I just thought I share this with you, it might help, it might not, but that’s what’s going on with me and its the way I’m tackling my journey at he moment at least.
On a different tack, I watched a film called “Ghost Town” while I was away, which was about a man that was able to see ghosts and they could see him. It was caused by a mishap during surgery and to cut a long story short, he refused to help the ghosts with their unfinished business and until they can sort that out they cant move on. He initially refuses to help them but eventually sees that by helping them he allows both the living and lost to move on to a happier place.

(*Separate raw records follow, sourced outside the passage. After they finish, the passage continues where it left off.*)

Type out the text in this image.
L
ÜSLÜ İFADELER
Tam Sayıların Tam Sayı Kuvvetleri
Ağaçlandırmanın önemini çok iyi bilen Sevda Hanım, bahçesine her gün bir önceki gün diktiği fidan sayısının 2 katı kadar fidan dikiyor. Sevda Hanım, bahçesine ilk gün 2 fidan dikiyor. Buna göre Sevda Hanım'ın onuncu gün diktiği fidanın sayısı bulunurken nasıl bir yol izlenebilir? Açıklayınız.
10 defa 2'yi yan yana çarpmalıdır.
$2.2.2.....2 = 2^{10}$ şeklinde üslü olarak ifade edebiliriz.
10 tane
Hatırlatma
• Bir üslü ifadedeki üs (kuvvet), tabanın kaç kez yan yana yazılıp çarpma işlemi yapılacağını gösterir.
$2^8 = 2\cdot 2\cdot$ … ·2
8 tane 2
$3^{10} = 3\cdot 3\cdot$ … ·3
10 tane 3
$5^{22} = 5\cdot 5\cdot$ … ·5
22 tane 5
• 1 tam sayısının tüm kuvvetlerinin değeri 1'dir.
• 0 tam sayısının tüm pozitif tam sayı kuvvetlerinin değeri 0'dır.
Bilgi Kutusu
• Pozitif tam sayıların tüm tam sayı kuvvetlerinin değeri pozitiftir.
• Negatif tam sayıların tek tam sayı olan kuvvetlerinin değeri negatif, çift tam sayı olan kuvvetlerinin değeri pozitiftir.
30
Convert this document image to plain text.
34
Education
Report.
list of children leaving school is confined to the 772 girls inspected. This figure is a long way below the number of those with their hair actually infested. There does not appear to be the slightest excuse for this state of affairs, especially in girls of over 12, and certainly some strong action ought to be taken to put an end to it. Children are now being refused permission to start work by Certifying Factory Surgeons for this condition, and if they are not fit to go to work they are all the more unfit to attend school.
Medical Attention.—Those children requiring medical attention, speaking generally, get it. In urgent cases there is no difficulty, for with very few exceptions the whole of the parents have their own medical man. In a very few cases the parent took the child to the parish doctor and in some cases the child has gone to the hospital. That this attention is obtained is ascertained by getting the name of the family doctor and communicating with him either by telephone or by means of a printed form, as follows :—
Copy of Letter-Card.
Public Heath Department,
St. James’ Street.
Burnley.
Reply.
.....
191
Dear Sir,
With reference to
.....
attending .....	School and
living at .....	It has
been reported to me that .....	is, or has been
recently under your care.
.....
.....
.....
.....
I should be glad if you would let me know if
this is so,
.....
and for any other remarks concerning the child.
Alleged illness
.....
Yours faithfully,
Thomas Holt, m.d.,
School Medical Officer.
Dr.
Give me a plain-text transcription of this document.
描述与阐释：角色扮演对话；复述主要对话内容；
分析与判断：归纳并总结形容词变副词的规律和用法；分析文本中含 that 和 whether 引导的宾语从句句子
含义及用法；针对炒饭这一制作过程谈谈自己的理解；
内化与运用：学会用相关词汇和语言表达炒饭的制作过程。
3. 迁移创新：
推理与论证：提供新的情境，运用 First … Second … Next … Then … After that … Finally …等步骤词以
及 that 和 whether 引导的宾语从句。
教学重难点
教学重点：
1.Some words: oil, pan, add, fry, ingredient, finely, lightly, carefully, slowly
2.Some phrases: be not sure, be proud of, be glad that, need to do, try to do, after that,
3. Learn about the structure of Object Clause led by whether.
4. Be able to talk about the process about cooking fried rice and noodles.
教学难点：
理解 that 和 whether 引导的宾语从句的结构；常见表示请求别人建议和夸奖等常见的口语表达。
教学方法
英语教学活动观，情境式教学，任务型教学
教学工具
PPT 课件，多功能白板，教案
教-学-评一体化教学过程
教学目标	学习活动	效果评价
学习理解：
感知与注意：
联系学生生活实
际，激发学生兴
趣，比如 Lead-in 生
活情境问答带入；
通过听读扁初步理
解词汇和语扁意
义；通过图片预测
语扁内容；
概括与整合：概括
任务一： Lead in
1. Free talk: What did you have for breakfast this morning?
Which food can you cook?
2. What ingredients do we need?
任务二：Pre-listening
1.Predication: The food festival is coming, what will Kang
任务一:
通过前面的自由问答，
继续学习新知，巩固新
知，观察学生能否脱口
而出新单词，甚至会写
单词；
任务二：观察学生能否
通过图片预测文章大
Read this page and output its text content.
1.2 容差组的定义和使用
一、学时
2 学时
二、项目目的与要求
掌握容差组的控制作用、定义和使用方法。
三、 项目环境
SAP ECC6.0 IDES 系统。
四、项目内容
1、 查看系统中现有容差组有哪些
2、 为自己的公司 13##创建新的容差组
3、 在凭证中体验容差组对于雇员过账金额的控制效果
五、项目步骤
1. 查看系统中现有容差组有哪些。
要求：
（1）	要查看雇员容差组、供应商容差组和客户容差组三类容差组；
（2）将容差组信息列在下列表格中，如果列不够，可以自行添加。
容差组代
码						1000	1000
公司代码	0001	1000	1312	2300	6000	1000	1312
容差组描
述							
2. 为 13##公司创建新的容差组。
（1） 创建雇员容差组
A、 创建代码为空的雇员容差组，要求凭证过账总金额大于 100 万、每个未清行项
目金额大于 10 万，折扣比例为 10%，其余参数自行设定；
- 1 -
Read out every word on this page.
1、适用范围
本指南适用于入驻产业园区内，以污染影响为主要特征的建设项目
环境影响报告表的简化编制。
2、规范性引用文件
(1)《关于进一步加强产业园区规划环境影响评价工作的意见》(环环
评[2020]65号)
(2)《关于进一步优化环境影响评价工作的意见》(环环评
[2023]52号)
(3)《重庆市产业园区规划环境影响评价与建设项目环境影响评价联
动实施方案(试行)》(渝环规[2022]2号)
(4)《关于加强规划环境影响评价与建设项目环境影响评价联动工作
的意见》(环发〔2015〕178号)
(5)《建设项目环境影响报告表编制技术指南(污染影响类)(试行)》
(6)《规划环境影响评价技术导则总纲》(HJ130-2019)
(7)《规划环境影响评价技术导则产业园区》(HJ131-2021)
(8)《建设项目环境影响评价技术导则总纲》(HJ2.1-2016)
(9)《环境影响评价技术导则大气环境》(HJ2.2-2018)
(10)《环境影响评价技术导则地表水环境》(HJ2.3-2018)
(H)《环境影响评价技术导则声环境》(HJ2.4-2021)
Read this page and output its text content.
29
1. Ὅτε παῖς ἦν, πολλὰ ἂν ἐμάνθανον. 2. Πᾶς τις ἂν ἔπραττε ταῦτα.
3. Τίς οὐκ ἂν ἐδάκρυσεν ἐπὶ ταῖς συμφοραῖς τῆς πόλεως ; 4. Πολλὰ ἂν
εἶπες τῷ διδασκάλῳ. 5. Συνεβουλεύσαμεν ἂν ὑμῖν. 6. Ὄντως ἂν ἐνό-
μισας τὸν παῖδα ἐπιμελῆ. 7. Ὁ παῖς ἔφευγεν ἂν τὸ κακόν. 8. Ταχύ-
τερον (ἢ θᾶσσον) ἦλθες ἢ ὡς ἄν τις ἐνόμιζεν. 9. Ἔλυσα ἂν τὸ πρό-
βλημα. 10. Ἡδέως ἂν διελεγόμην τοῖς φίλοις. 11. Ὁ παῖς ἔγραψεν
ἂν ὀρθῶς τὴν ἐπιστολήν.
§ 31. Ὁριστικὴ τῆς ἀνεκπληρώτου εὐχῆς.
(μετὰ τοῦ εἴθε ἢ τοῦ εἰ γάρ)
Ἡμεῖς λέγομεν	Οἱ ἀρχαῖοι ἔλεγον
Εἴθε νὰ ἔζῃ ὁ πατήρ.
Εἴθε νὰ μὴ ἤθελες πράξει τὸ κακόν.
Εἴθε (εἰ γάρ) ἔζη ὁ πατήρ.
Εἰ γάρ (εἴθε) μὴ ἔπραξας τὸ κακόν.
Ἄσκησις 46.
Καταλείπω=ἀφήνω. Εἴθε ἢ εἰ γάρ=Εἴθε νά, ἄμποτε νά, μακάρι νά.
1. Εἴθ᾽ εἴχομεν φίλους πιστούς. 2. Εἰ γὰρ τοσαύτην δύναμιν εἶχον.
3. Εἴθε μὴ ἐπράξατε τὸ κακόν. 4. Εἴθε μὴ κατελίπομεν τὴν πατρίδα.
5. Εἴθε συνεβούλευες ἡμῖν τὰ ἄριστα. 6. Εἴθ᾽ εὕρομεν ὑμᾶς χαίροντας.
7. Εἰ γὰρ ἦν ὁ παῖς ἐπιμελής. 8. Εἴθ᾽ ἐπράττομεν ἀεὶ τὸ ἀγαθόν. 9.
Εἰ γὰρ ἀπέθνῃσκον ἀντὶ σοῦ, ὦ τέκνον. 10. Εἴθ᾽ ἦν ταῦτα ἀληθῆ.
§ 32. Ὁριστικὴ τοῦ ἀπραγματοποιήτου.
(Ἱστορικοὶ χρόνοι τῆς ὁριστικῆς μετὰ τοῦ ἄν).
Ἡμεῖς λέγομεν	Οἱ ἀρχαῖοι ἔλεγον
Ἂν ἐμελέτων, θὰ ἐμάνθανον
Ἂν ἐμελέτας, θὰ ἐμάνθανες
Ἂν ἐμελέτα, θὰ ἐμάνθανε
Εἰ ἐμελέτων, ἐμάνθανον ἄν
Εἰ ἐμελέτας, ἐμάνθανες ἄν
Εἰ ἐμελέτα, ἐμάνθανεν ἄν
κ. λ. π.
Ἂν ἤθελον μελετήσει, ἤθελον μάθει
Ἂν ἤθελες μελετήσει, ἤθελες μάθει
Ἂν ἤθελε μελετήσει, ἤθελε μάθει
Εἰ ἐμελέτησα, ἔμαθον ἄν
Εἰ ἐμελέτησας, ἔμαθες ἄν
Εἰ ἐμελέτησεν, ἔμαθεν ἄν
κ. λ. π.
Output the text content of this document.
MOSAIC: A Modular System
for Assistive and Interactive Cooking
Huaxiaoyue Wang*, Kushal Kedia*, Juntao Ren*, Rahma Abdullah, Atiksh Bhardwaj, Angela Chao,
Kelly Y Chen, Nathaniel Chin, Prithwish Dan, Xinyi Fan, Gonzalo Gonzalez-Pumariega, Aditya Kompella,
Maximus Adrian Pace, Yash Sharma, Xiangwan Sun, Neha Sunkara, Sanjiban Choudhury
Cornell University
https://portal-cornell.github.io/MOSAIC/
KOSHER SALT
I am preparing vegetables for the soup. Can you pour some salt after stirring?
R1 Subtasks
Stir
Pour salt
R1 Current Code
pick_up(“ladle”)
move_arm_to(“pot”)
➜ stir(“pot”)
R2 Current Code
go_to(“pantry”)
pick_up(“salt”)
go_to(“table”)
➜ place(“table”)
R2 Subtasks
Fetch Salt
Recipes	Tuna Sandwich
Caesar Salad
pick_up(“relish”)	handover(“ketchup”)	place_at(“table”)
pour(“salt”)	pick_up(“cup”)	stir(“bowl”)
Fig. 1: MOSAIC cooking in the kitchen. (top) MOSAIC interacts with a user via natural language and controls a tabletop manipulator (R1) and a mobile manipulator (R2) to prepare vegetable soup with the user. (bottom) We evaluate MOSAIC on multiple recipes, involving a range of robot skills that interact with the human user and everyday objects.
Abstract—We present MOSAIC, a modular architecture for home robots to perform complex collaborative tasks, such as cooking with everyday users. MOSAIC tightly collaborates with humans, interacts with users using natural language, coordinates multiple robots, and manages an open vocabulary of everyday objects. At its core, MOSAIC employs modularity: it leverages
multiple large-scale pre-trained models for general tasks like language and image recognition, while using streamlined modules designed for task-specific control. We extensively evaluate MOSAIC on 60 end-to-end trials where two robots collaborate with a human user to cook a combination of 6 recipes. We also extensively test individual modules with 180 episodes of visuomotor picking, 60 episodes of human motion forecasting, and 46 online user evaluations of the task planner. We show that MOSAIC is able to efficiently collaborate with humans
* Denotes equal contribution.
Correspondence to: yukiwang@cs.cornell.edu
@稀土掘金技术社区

Wouldn’t that be nice if that could happen but it made me think that my reluctance to let go of grief is also stopping my wife in her journey. No one actually knows, but it makes me think.
I also have a thought about the so called After life. For those we have lost it’s a place we hope they find a peace, but those left behind it is the opposite its life after, and we also need to find peace. Everything needs balance in life, equal and opposite forces so life after and after life are the equal and opposite forces between the ones left behind and the ones we have lost.
On a final thought, my son made a reference to my mind being a ball of wool, I’m trying to unravel it but it’s full of knots, which I am untying knot by knot. I have unravelled some but have a few to go and that will take time. There will be times that I can unwind great lengths of wool unhindered but other times it will take days, weeks or even months to make any progress at all. If the things I set out to do on this journey are my current knots, then I must unknot them one by one, but if grief gets in the way, well now is not the time.
Wise words and something I will do well to focus on when times are tough and I try and blend too much old a new and end up needing stitches in a cut!